Но знаете… Только между нами… В Международном союзе биатлонистов царит такой махровый бюрократический произвол, что «ни в сказке сказать, ни пером описать». Самый свежий словенский пример.
Так получилось, что я со своим ночным рейсом в Москву, а далее в Любляну оказался в Бледе раньше, чем белорусская команда, спокойно поспавшая в Рупольдинге и после завтрака столь же спокойно отправившаяся на шестой этап. «Ну, раньше и раньше», — скажете вы, скопировав мои мысли в тот момент, когда я пришёл в центр аккредитации за именной картой, что и должна была легализировать меня в «большой семье биатлона». Однако…

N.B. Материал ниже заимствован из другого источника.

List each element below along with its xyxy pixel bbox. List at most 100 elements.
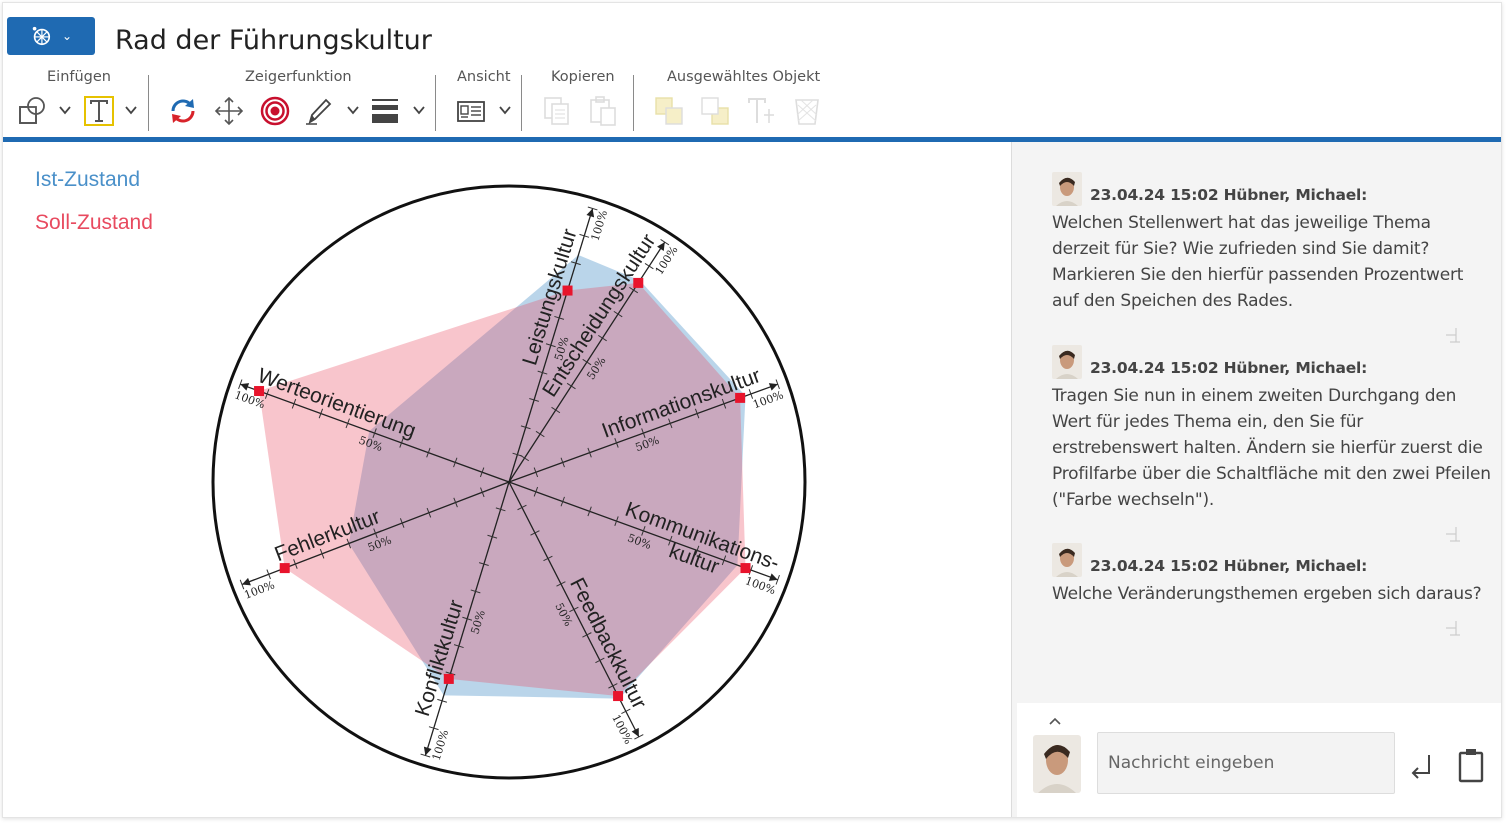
group-label-view: Ansicht <box>457 69 511 85</box>
spoke-tick <box>428 726 439 731</box>
app-menu-button[interactable]: ⌄ <box>7 17 95 55</box>
paste-button[interactable] <box>585 93 621 129</box>
spoke-tick <box>318 408 324 419</box>
move-button[interactable] <box>211 93 247 129</box>
soll-marker <box>279 563 290 574</box>
insert-shape-button[interactable] <box>15 93 51 129</box>
spoke-arrowhead <box>241 577 251 586</box>
spoke-tick <box>537 370 548 375</box>
spoke-tick <box>420 753 431 758</box>
pointer-button[interactable] <box>257 93 293 129</box>
bring-front-icon <box>655 97 683 125</box>
spoke-tick <box>319 548 325 559</box>
spoke-tick <box>372 428 377 438</box>
spoke-tick <box>291 398 297 409</box>
chevron-up-icon[interactable] <box>1047 715 1063 727</box>
leadership-wheel[interactable]: Leistungskultur50%100%Entscheidungskultu… <box>3 142 1011 817</box>
spoke-tick <box>437 698 448 703</box>
line-style-button[interactable] <box>367 93 403 129</box>
paste-icon <box>590 96 616 126</box>
spoke-tick <box>775 379 780 390</box>
spoke-tick <box>453 497 458 508</box>
spoke-arrowhead <box>631 727 639 737</box>
message-text: Welchen Stellenwert hat das jeweilige Th… <box>1052 213 1464 311</box>
bring-front-button[interactable] <box>651 93 687 129</box>
spoke-tick <box>399 438 404 448</box>
pin-icon[interactable] <box>1444 619 1462 637</box>
copy-button[interactable] <box>539 93 575 129</box>
soll-marker <box>254 386 265 397</box>
message-composer <box>1017 703 1501 817</box>
pin-icon[interactable] <box>1444 326 1462 344</box>
chat-message: 23.04.24 15:02 Hübner, Michael: Welche V… <box>1052 543 1492 607</box>
group-label-insert: Einfügen <box>47 69 111 85</box>
spoke-arrowhead <box>768 383 778 391</box>
line-style-icon <box>372 99 398 123</box>
spoke-tick <box>543 555 553 562</box>
spoke-arrowhead <box>768 573 778 581</box>
insert-text-button[interactable] <box>81 93 117 129</box>
pen-button[interactable] <box>301 93 337 129</box>
whiteboard-canvas[interactable]: Ist-Zustand Soll-Zustand Leistungskultur… <box>3 142 1011 817</box>
chevron-down-icon[interactable] <box>123 101 139 119</box>
delete-button[interactable] <box>789 93 825 129</box>
soll-marker <box>613 691 624 702</box>
spoke-tick <box>748 565 754 575</box>
chevron-down-icon[interactable] <box>497 101 513 119</box>
soll-profile-area <box>259 282 746 697</box>
spoke-tick <box>345 418 350 429</box>
chevron-down-icon[interactable] <box>57 101 73 119</box>
edit-text-button[interactable] <box>743 93 779 129</box>
chevron-down-icon[interactable] <box>345 101 361 119</box>
spoke-tick <box>426 507 432 518</box>
spoke-tick <box>660 238 670 246</box>
spoke-tick <box>694 408 700 419</box>
message-text: Tragen Sie nun in einem zweiten Durchgan… <box>1052 386 1491 510</box>
spoke-tick <box>529 398 540 402</box>
soll-marker <box>562 285 573 296</box>
soll-marker <box>443 673 454 684</box>
spoke-tick <box>399 518 405 528</box>
spoke-arrowhead <box>423 746 432 756</box>
send-back-button[interactable] <box>697 93 733 129</box>
spoke-tick <box>587 447 592 458</box>
spoke-arrowhead <box>657 242 665 252</box>
view-button[interactable] <box>453 93 489 129</box>
spoke-tick <box>480 487 485 498</box>
wheel-icon <box>32 26 51 46</box>
switch-color-button[interactable] <box>165 93 201 129</box>
spoke-arrowhead <box>240 383 250 391</box>
spoke-tick <box>569 606 579 613</box>
spoke-tick <box>533 486 539 497</box>
spoke-tick <box>582 358 592 366</box>
spoke-tick <box>748 389 754 399</box>
spoke-tick <box>520 425 531 430</box>
spoke-tick <box>462 616 473 621</box>
target-icon <box>260 96 290 126</box>
spoke-tick <box>608 683 618 689</box>
toolbar-divider <box>435 75 436 131</box>
group-label-pointer: Zeigerfunktion <box>245 69 352 85</box>
spoke-tick <box>239 579 245 590</box>
spoke-tick <box>373 528 378 539</box>
toolbar-accent-bar <box>3 137 1501 142</box>
toolbar-divider <box>521 75 522 131</box>
switch-color-icon <box>171 99 195 123</box>
message-meta: 23.04.24 15:02 Hübner, Michael: <box>1090 557 1368 575</box>
move-icon <box>214 96 244 126</box>
header: ⌄ Rad der Führungskultur Einfügen Zeiger… <box>3 3 1501 137</box>
clipboard-icon[interactable] <box>1457 747 1485 783</box>
chevron-down-icon[interactable] <box>411 101 427 119</box>
send-icon[interactable] <box>1407 751 1435 783</box>
pin-icon[interactable] <box>1444 525 1462 543</box>
spoke-tick <box>587 506 592 517</box>
avatar <box>1052 543 1082 577</box>
group-label-copy: Kopieren <box>551 69 615 85</box>
spoke-tick <box>668 418 673 429</box>
shapes-icon <box>19 97 45 124</box>
spoke-tick <box>478 562 489 566</box>
message-input[interactable] <box>1097 732 1395 794</box>
legend-soll: Soll-Zustand <box>35 211 153 234</box>
spoke-tick <box>479 467 485 478</box>
legend-ist: Ist-Zustand <box>35 168 141 191</box>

-- Послушай, Руслан, -- обратилась ко мне давно знакомая дама, ведущая на протяжении многих лет IBU-аккредитациями, -- ты внесён в общую командную аккредитацию.
-- Ну и прекрасно! – ещё не зная подвоха, отреагировал я.
-- Ничего, прекрасного нет, -- охладила мой энтузиазм дама. – Командная аккредитация выдаётся только на руки старшему лицу – у вас это Рыженков.
-- Послушай, -- немного ошалело стал возражать зависший между «землёй и небом» журналист, -- но ведь я – это я, и ты меня знаешь. И вот моя аккредитация – вижу её.
-- Да, она есть. Но выдам только со всеми остальными Рыженкову.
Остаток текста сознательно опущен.